Sâil y a des traces de dĂ©fi â ou de dĂ©fensive â dans la livraison de RosalĂa, câest parce quâelle nâa pas toujours Ă©tĂ© fĂ©licitĂ©e pour sâĂȘtre servie dâune trousse dâoutils sonores et linguistiques polyvalents.
AprĂšs avoir fait face Ă des accusations dâappropriation culturelle pour ses projets basĂ©s sur le flamenco, un style associĂ© au peuple rom du sud de lâEspagne, RosalĂa a adoptĂ© les sons traditionnellement afro-caribĂ©ens du reggaeton, du dembow, de la bachata et plus encore.

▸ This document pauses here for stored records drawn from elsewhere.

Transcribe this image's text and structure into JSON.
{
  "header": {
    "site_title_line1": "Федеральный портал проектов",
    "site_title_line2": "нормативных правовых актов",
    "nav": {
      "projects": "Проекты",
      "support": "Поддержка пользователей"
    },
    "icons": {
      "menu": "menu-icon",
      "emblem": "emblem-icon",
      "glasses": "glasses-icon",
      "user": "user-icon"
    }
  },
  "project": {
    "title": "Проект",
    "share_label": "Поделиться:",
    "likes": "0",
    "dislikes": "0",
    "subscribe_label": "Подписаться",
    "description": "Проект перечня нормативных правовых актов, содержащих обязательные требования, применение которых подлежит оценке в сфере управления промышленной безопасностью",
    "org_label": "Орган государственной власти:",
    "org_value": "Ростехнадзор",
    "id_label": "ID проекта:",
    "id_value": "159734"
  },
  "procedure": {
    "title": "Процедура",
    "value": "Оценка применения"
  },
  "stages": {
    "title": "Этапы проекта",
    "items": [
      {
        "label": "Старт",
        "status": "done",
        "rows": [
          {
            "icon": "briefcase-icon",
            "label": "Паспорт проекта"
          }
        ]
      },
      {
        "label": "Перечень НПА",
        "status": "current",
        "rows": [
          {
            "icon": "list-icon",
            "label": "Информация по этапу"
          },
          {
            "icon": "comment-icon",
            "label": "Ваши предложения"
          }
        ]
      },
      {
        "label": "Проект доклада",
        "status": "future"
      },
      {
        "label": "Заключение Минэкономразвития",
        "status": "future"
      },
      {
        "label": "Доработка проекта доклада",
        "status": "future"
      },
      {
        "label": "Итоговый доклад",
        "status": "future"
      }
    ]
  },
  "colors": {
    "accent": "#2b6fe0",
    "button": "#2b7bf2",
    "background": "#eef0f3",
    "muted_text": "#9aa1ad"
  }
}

Elle a Ă©galement accumulĂ© des rĂ©compenses dans les catĂ©gories latines, malgrĂ© ses racines europĂ©ennes, la laissant â avec des artistes comme J Balvin, de Colombie â rĂ©pondre de la tendance de lâindustrie musicale Ă mettre en avant les artistes blancs dans les genres noirs.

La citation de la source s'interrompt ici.